I’m writing today about one of my favorite games ever, Dungeon Crawl.
As the screenshot suggests, this isn’t your typical game. I tend to enjoy the strategic and tactical complexity of games more than realistic visuals, and Dungeon Crawl, while it isn’t as visually engaging (at least at first) has an almost unlimited depth of gameplay that could keep me playing quite possibly for the rest of my life. Games like this belong to the category of roguelike games.
For those that don’t know, a roguelike game is a game that is like the game Rogue, which is one of the first ascii graphics-based tactical RPGs of its kind (another old school game like this is NetHack). These two are the most well-known originals of the genre, and were an awesome start for many roguelikes that have come after them. So why aren’t these games as popular as WoW?
There are a few very significant barriers to playing which, in my estimation, keep this genre from being more popular (or comprehensible in general). The visuals themselves can be confusing at first, since it’s all top-down ascii graphics (using textual characters along with colors). If you haven’t played a game with graphics like this, it’s can be a very foreign experience! Letters tend to be monsters, with various colors delineating different types of similar monsters, and your character is an ‘@’, which is always in the center of the screen. If you can start to understand (and possibly love) these visuals, the next wall you will hit is the control scheme.
These games tend to use just about every single key on the keyboard. Being originally written to be played in a computer terminal, they are keyboard-oriented, and this tends to mean the memorization of tens of important key commands! However, modern roguelikes will have an excellent in-game help to aid you in learning, and with persistence (I swear it’s worth it), you will soon learn them.
For the ascii-impaired, there’s also a 2d tiles version of Dungeon Crawl in particular that may interest you!
Now that we’re past understanding the visuals and the control-scheme, what about the game itself?

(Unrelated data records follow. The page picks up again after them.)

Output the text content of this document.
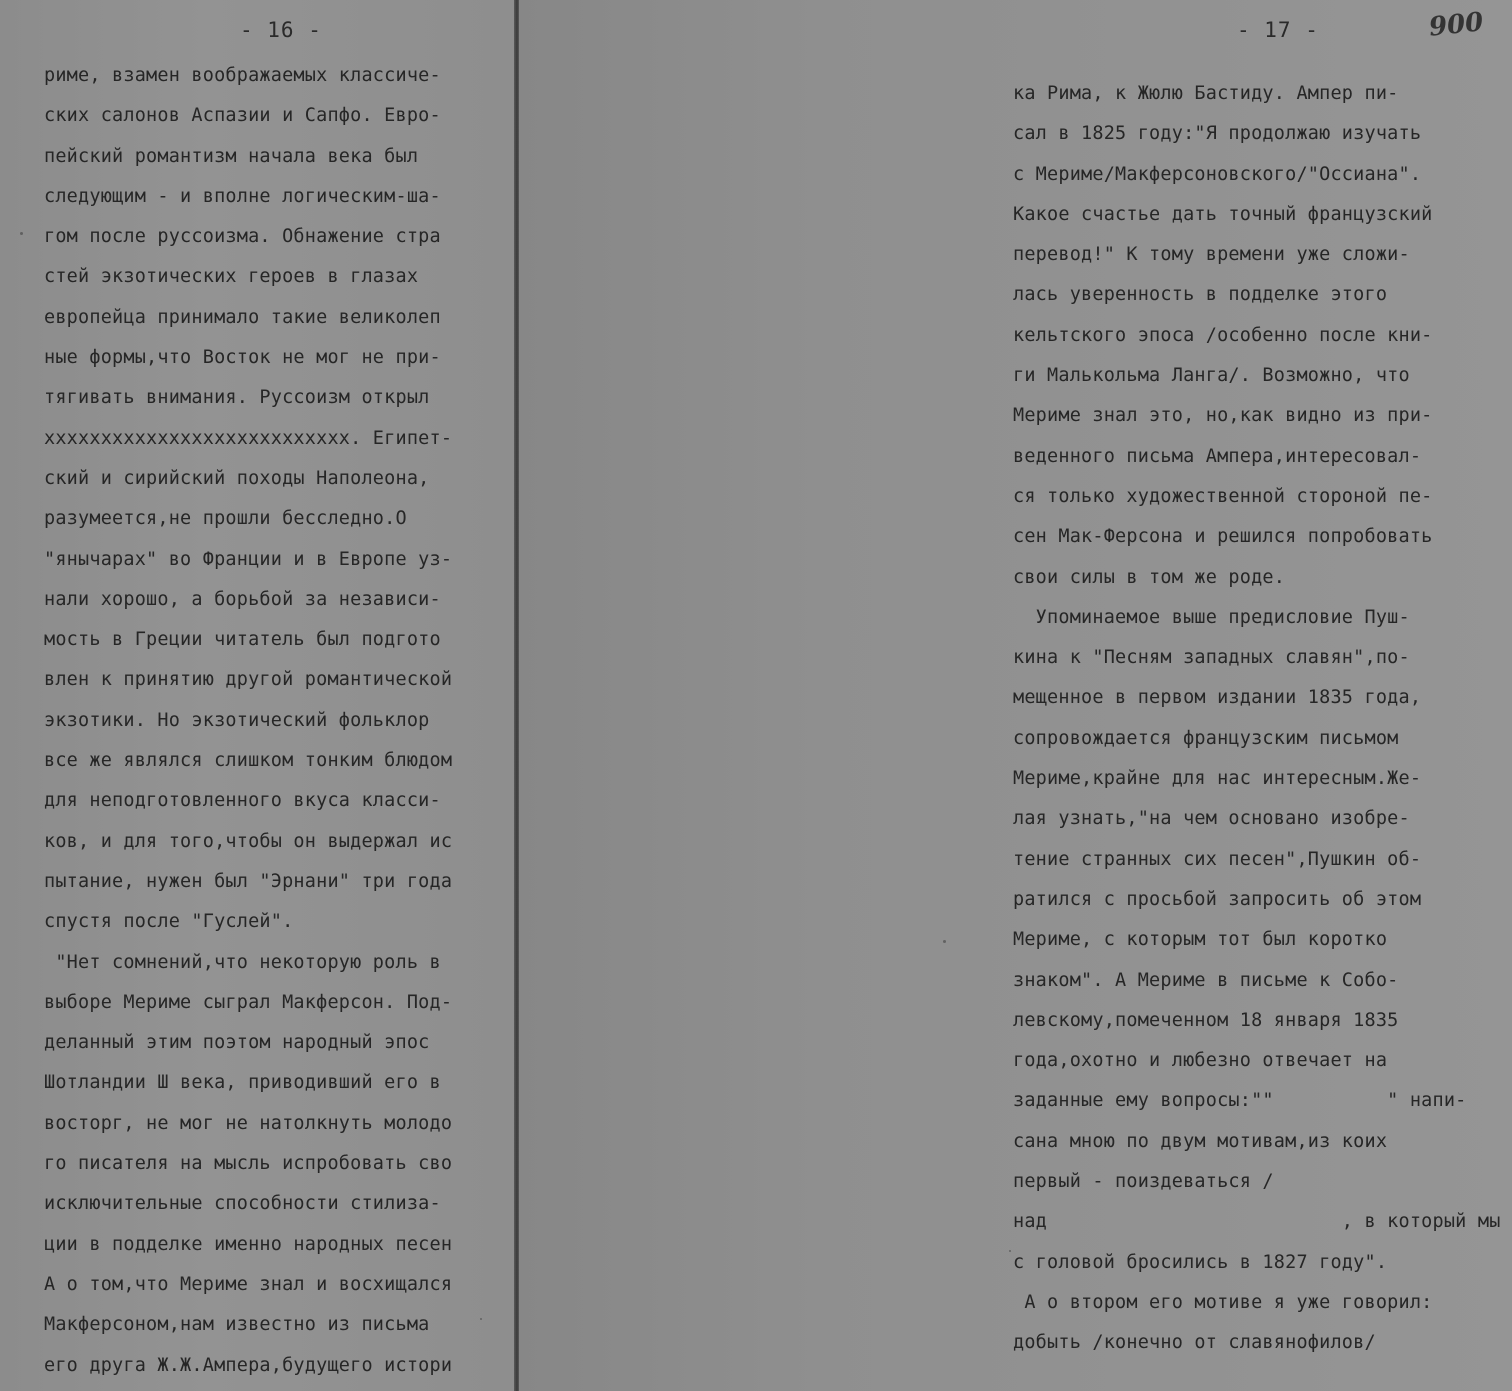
- 16 -
риме, взамен воображаемых классиче-
ских салонов Аспазии и Сапфо. Евро-
пейский романтизм начала века был
следующим - и вполне логическим-ша-
гом после руссоизма. Обнажение стра
стей экзотических героев в глазах
европейца принимало такие великолеп
ные формы,что Восток не мог не при-
тягивать внимания. Руссоизм открыл
ххххххххххххххххххххххххххх. Египет-
ский и сирийский походы Наполеона,
разумеется,не прошли бесследно.О
"янычарах" во Франции и в Европе уз-
нали хорошо, а борьбой за независи-
мость в Греции читатель был подгото
влен к принятию другой романтической
экзотики. Но экзотический фольклор
все же являлся слишком тонким блюдом
для неподготовленного вкуса класси-
ков, и для того,чтобы он выдержал ис
пытание, нужен был "Эрнани" три года
спустя после "Гуслей".
"Нет сомнений,что некоторую роль в
выборе Мериме сыграл Макферсон. Под-
деланный этим поэтом народный эпос
Шотландии Ш века, приводивший его в
восторг, не мог не натолкнуть молодо
го писателя на мысль испробовать сво
исключительные способности стилиза-
ции в подделке именно народных песен
А о том,что Мериме знал и восхищался
Макферсоном,нам известно из письма
его друга Ж.Ж.Ампера,будущего истори
- 17 -	900
ка Рима, к Жюлю Бастиду. Ампер пи-
сал в 1825 году:"Я продолжаю изучать
с Мериме/Макферсоновского/"Оссиана".
Какое счастье дать точный французский
перевод!" К тому времени уже сложи-
лась уверенность в подделке этого
кельтского эпоса /особенно после кни-
ги Малькольма Ланга/. Возможно, что
Мериме знал это, но,как видно из при-
веденного письма Ампера,интересовал-
ся только художественной стороной пе-
сен Мак-Ферсона и решился попробовать
свои силы в том же роде.
Упоминаемое выше предисловие Пуш-
кина к "Песням западных славян",по-
мещенное в первом издании 1835 года,
сопровождается французским письмом
Мериме,крайне для нас интересным.Же-
лая узнать,"на чем основано изобре-
тение странных сих песен",Пушкин об-
ратился с просьбой запросить об этом
Мериме, с которым тот был коротко
знаком". А Мериме в письме к Собо-
левскому,помеченном 18 января 1835
года,охотно и любезно отвечает на
заданные ему вопросы:""          " напи-
сана мною по двум мотивам,из коих
первый - поиздеваться /
над                          , в который мы
с головой бросились в 1827 году".
А о втором его мотиве я уже говорил:
добыть /конечно от славянофилов/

The core of the gameplay is turn-based, and consists mainly of wandering around in randomly generated dungeons, finding hundreds of items, spellbooks, and wands, while fighting hundreds of unique monsters, all of which will kill you very quickly if you’re not careful. Oh, and when you die in a roguelike, you’re dead for good, no reloading, do not pass go, do not collect $200. Add to this an extremely deep, RPG-like character development and you get that nearly unlimited replayability I was talking about above.
So, more about Dungeon Crawl in particular. You start by a selecting a combination from 24 species (races) and 30 backgrounds (classes). Each species has set aptitudes in each of the 33 skills, so a high elf can learn Spellcasting quickly, but will have to spend a lot of time to get good with the Axes skill. The background is just your starting set of items and skills (and possibly the deity you worship); it doesn’t lock you into a specific progression, but your species still dictates which skills will be easy for you to learn.
The best part about this game is that it is still under active development as Dungeon Crawl Stone Soup! I have been following this game for years, and the new development is only making the game better, hard as it is to imagine for such a great game. There are a couple of options for playing, you can download it from their website, or you can play it on a persistent server via ssh, and it will actually track your playing stats!
Clearly, I love this game (check out my stats, even though I’m not very good). My favorite species is Draconian, since these creatures change color and develop a random ability at level 7 (ice breathing, fire breathing, poison spitting, etc). I also tend to favor spellcasting over fighting, but a hybrid between the two is definitely interesting as well. One more thing, I have never beaten this game, and I don’t care if I ever do 🙂
I know of course that this game is not for everyone, but since I’d still love for you to experience a roguelike, even if not Dungeon Crawl, let me give you another interesting alternative, also still in development.
That’s right, Doom. More specifically, Doom, the roguelike. I haven’t played this one much yet, but it may excite you still if Dungeon Crawl does not.
Try these games and let me know what you think! (Be sure also to let me know if you think I’m crazy for liking them.)